Child poverty by Susan Grimsdell

I find myself puzzled by something or other every single day.  Today I’ve been giving attention to our NZ government’s declaration that it’s going to reduce child poverty, preferably get rid of it altogether.

Children in poverty

Now, I’ve never seen a child living in poverty in a well-off household.  Has anyone?  If a child’s living in poverty, surely the parents are too?  I mean, I know people can be horrible to their kids, but this seems to be truly beyond the pale – the parents OK, the child hungry and in rags.  Really?

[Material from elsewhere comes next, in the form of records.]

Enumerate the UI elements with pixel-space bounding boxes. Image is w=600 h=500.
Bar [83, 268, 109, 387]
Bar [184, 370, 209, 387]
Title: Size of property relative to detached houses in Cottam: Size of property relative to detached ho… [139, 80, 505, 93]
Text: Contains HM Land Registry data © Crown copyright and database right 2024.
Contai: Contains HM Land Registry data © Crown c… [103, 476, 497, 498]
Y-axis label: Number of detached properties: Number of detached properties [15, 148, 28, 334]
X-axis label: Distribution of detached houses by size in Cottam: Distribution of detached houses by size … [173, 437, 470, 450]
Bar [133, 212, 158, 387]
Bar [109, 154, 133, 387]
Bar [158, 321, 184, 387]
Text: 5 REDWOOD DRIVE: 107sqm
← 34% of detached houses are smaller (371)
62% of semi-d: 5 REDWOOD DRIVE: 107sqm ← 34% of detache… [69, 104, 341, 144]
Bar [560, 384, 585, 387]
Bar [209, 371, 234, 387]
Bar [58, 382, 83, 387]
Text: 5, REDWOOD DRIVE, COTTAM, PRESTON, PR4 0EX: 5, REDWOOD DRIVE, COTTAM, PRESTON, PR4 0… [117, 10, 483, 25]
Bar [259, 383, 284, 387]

Perhaps the government’s unspoken assumption is that yes, the parents are living in poverty too, but if we drag the child up and out, the family will be hanging on behind so the whole family will get to be well off?

Adults in poverty

This makes me worried about the people I see on my daily walk up Queen Street in our biggest city.  They are adults and they’re sleeping in shop doorways, so I can only assume they’re poor.  But they don’t have kids, or if they do, they’re tucked away out of sight, not sitting beside them looking wretched the way these adults are.

Is our government callously and specifically excluding these people from government attention?  When people show up for government help are they kicked out if they aren’t a kid?  “You don’t look like a child.  Sorry, our policy doesn’t include you.”

What I really think is that the government is playing on our sentimentality.  Most of us like kids.  Most of us feel bad about kids going hungry.  Adults are a different matter – half the time it’s their own fault (as many people think, not me, let me spell that out).  It’s hard to pull the heartstrings over adults.  Kids are a whole heap easier.

Or is this me being over-the-top cynical?   Anyone who knows me wouldn’t doubt that for a moment.